Oklahoma’s hopeful rec pot initiative fails to garner enough support to end statewide cannabis prohibition.
The fight for nationwide decriminalization of cannabis suffered a setback Tuesday, when Oklahoma voters rejected a measure that would have decriminalized marijuana. With 100 percent of the state’s 1,982 precincts reporting, State Question 820 was voted down by a final ratio of 61.68 percent opposed to 38.32 percent in favor.
For some time now, the momentum toward federal legalization has been seemingly gathering steam—in the past year alone, Missouri and Maryland have voted to decriminalize marijuana, while Mississippi began its own medical cannabis program. These states represent a portion of the 21 states, two territories and the District of Columbia, all of which have opted for legalized adult-use/recreational marijuana, as well as the 37 states, three territories and the District of Columbia, which have medical cannabis programs in place.

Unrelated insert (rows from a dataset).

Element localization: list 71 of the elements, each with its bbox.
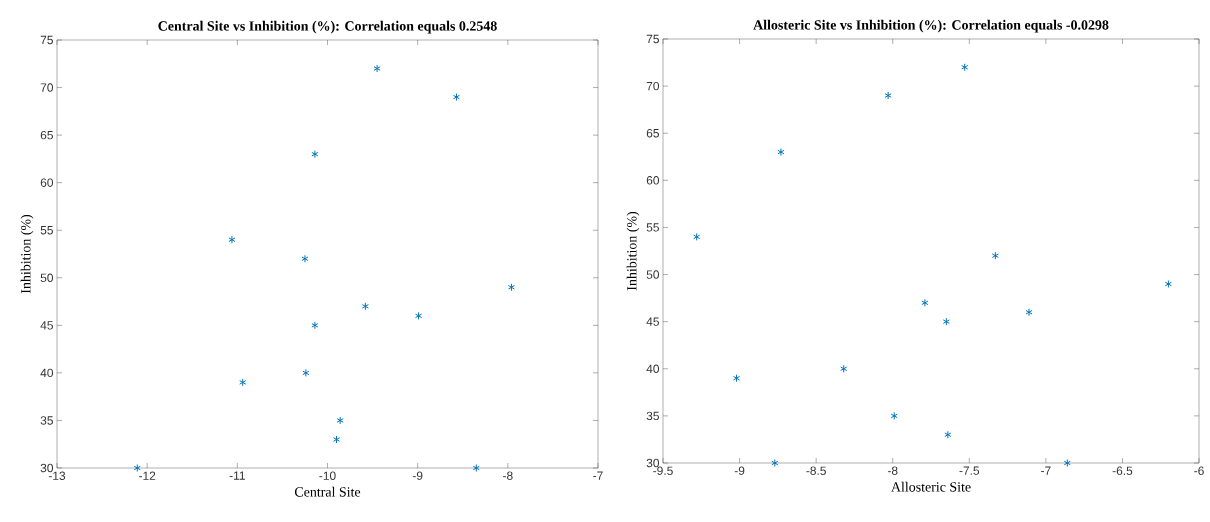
point [452,93,460,102]
point [472,464,480,472]
point [921,298,929,307]
y-tick-label: 60 [646,176,660,185]
x-tick-label: -9 [734,466,745,475]
y-tick-label: 65 [646,128,659,138]
point [732,374,741,383]
x-tick-label: -10 [319,471,336,480]
y-tick-label: 55 [40,226,53,235]
x-tick-label: -13 [48,471,66,480]
x-tick-label: -6 [1194,466,1204,475]
x-tick-label: -9.5 [653,466,673,475]
y-tick-label: 45 [646,317,659,326]
point [311,321,319,330]
point [1063,459,1071,467]
point [373,64,381,73]
x-tick-label: -8 [503,471,513,480]
point [332,435,341,444]
point [228,235,236,244]
x-tick-label: -8 [887,466,898,475]
point [942,317,950,326]
x-tick-label: -7 [593,471,603,480]
point [1164,279,1172,288]
x-tick-label: -8.5 [806,466,826,475]
x-tick-label: -11 [229,471,245,480]
point [944,430,952,439]
point [1025,308,1033,317]
point [777,148,785,157]
point [961,63,969,72]
y-tick-label: 70 [40,83,54,92]
point [133,464,141,472]
y-tick-label: 35 [646,411,659,421]
point [693,232,701,241]
x-tick-label: -12 [139,471,156,480]
y-tick-label: 40 [646,364,660,373]
x-axis-title: Allosteric Site [891,481,971,492]
point [302,368,310,377]
y-axis-title: Inhibition (%) [20,214,34,294]
point [301,254,309,263]
y-tick-label: 50 [646,270,660,279]
x-axis-title: Central Site [294,486,361,497]
x-tick-label: -7.5 [959,466,980,475]
point [507,283,515,292]
point [415,311,423,320]
y-tick-label: 50 [40,273,54,282]
y-tick-label: 30 [646,458,660,468]
y-tick-label: 45 [40,321,53,330]
point [361,302,369,311]
point [890,411,898,420]
point [239,378,247,387]
point [991,251,999,260]
y-tick-label: 75 [646,34,659,44]
x-tick-label: -7 [1041,466,1051,475]
chart-title: Central Site vs Inhibition (%): Correlation equals 0.2548 [158,20,497,34]
point [771,459,779,467]
y-tick-label: 40 [40,368,54,378]
y-tick-label: 30 [40,463,54,473]
y-tick-label: 60 [40,178,54,187]
y-axis-title: Inhibition (%) [626,211,640,291]
x-tick-label: -9 [412,471,423,480]
y-tick-label: 35 [40,416,53,425]
point [884,91,892,100]
y-tick-label: 65 [40,130,53,140]
x-tick-label: -6.5 [1112,466,1133,475]
y-tick-label: 55 [646,223,659,232]
y-tick-label: 70 [646,81,660,91]
chart-title: Allosteric Site vs Inhibition (%): Correlation equals -0.0298 [753,19,1109,33]
point [311,150,319,159]
y-tick-label: 75 [40,35,53,45]
point [840,364,848,373]
point [336,416,344,425]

However, with this latest blow to the anti-prohibition movement, Oklahoma joins Arkansas, North Dakota and South Dakota, where ballot measures aiming for legalization suffered similar fates.
Fortunately, for the time being, there do not appear to be any adverse effects on Oklahoma’s nearly 400,000 enrolled patients enrolled in the state’s medical cannabis program. However, there is some concern that in light of the defeat, a case for tougher regulations could gain traction.